Uzun süre o dar sokakda yürümeye devam ettim. Ne istediğimi bilmiyordum, gittiğim yerin elimde adresi yoktu, ama bu kent bu gece katlanmalıydı sarhoşluğuma. Eski yapıların üzerinde çeşitli yazılar okumaya başladım, çoğunda siyasi sloganlar vardı, bir kısmında bar isimleri, bunların önlerinde bedenini pazarlamak isteyen eşcinseller vardı, kendi cinsiyetlerine başkaldırmanın kahramanlığını o kadar güzel anlatıyordu ki saçları, her an isyan etmeye hazır yüreklerin yol aldığı meydana savruluyordu rengarenk saçlar. Biraz sonra daha fazla ayakta kalamadım ve olduğum yere yığıldı zayıf bedenim. Farklı sesler duymaya başladım, bütün her yer karanlıktı, ışıklar sönmüştü, az önceki köpekleri çağırmak istedim, duymadılar sesimi, herkes nereye kaybolmuştu böyle? Karşımdaki eski hanlar konuşmaya başlamıştı! Olamaz üzerime yıkılıyor tüm taş duvarlar, hiç ismini duymadığım insanların sesleri gitgide yaklaşıyordu kulağıma, koca bir enkazın altında can çekişen yüreğim hızla atmaya başlamıştı. Son bir güçle kafamı kaldırıp baktığımda bu sesi duydum..
?' Burası iş adamı Ahmet Bey'indir.
Hayırseverdir, dedesinden kaldı bu yer.
Çok kişiyi doyurur, yoksul dostudur..''
Şimdi, bu sesin kime ait olduğunu soruyordum kendime ki, aynı handan yeni bir ses duyulmaya başladı, bu ses Rumca olduğunu zannettiğim dilden ilahiler okuyarak yaklaştı kulağıma, hiç kimsenin cesaret edip söylemediği tüm gerçekleri anlatacağını söyledi:
Burada mavi gözlü çocuklar vuruldular.
Onlar da koşup oynadılar, analarına sarıldılar,
Yoksuldular ama onurluydular, savaştılar.

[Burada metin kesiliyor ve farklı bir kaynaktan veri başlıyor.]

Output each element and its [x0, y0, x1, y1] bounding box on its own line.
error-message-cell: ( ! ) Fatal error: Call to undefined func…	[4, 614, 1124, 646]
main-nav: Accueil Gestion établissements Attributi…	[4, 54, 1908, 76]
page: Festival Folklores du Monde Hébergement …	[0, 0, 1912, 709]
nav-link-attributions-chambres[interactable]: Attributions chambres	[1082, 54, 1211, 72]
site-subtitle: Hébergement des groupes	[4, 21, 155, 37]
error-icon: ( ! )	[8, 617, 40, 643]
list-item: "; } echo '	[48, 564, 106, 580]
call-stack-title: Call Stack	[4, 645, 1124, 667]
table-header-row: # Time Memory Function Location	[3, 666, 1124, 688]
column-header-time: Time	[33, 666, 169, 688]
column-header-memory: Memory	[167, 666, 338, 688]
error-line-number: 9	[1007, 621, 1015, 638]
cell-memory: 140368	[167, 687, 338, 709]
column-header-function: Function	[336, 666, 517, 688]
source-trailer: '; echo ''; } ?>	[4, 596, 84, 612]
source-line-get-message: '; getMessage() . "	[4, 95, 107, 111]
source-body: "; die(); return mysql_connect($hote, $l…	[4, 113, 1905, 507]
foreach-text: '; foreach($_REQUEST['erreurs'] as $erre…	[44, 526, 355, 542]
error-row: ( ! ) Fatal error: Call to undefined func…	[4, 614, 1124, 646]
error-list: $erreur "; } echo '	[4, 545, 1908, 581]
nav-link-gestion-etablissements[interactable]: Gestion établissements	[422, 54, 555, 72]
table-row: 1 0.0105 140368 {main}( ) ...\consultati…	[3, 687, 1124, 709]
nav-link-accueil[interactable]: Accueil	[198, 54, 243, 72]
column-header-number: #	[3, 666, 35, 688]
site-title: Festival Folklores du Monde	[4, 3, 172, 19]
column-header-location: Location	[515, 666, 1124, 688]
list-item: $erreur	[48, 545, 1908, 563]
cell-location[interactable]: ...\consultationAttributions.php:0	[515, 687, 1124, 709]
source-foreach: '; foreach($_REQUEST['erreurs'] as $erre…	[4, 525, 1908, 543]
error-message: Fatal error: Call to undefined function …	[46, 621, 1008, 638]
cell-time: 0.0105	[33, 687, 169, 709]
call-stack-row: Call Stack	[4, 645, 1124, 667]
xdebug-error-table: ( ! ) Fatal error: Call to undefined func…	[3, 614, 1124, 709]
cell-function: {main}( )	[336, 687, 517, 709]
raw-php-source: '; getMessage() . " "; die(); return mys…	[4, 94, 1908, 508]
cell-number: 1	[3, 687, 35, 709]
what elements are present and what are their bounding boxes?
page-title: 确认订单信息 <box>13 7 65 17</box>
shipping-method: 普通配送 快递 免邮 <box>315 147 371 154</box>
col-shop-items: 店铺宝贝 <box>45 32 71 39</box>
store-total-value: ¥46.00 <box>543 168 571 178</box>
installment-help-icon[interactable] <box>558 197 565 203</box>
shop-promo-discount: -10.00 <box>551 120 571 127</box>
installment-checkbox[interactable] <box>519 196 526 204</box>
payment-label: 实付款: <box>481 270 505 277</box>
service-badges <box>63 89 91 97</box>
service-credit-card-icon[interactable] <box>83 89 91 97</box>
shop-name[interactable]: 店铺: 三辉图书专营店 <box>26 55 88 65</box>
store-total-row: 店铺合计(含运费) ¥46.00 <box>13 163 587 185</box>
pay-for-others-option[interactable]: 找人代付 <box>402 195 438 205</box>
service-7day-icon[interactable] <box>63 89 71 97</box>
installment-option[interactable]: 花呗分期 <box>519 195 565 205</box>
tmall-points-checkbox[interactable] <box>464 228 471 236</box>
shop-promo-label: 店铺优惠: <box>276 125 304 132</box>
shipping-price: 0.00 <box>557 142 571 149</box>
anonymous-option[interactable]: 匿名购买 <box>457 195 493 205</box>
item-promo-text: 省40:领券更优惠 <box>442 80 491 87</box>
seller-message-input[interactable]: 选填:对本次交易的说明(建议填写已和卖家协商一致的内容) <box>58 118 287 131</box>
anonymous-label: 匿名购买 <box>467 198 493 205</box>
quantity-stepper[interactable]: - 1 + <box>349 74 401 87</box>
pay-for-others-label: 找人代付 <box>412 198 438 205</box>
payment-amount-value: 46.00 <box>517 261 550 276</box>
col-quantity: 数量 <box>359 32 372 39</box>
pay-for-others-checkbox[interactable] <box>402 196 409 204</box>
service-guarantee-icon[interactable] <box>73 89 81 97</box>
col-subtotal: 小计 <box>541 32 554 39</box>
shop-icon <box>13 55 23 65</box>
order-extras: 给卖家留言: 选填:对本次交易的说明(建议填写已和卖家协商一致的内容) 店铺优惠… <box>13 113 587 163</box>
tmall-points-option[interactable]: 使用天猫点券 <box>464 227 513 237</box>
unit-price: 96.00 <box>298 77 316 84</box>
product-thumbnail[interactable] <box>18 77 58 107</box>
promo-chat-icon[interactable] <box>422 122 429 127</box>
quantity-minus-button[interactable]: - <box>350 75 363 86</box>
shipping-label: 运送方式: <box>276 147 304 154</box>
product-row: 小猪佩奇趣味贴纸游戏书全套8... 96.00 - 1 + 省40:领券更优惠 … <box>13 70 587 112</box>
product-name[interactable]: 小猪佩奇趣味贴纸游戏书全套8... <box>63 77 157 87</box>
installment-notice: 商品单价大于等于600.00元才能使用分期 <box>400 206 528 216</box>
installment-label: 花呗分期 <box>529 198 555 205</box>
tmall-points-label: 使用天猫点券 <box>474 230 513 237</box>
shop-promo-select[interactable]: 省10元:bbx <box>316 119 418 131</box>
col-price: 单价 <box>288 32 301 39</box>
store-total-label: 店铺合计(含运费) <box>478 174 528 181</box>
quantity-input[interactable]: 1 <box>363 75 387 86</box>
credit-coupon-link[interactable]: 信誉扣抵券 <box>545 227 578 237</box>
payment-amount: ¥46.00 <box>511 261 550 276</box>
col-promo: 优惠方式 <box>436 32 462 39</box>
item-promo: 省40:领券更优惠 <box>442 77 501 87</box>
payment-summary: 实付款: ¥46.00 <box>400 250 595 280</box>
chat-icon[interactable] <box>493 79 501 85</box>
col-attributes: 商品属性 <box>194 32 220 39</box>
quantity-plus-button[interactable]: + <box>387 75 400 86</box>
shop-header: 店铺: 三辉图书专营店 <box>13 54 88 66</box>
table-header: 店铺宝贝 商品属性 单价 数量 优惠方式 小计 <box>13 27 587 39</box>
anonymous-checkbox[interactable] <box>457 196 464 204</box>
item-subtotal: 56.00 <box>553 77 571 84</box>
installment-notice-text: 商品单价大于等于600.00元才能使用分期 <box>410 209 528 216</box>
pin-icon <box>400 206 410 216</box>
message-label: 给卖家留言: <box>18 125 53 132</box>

Tarih öncesi onlar burada vardılar,
Şimdi bu çocuklar ölüyken dolaşır.
Kırgın olsalar da, bu taş yığınında
Umutla halen babalarını ararlar.
Konuşan bu ses uzaklaştı, elinde bez bebeğiyle kız çocuğu yanıma yaklaştı, elimden tutup beni oradan kaldırdı, gülümseyerek sokak sonuna kadar benimle yürüdü, kafamı kaldırıp baktım ki, siyah elbiseli kadınlar pencereden el salladılar, tüm kent yıllar öncesine gitmiş bana tarihi anlatıyordu, ismini bilmediğim tüm kızlar iyi niyetleriyle genç çocuklara baktılar, kunduracı adamlar yırtık ayakkabılara yama yaptılar, kilise önünde paskalya çöreği dağıttılar, hepsi ağır ağır denize yol aldılar, gözü yaşlı olanlar da vardı, dönüp son defa evlerine baktı, yürüdü önlerinde atlılar, onları kıyıya yolladılar, acımadan boğdular, ölenleri sayması güçtü, ama hepsinin gözünde aynı hüznün türküsü vardı.
İstanbul'a bağırdım!
Aldırmadan atlılara koştum, kanın kırmızı rengi tüm yokuşlardan aşağıya hızla akıyordu, son bir güçle çıktım Galata Kulesi'ne! Koca kente haykırdım, duydu sesimi, anlat dedim dilsizdi, derken dile geldi karşı yakadaki dağ, taş. O mükemmel ışık sönüktü..
Aynen şunu seslendiler:
Yorgunuz, suçsuzuz ve biz birer cansızız...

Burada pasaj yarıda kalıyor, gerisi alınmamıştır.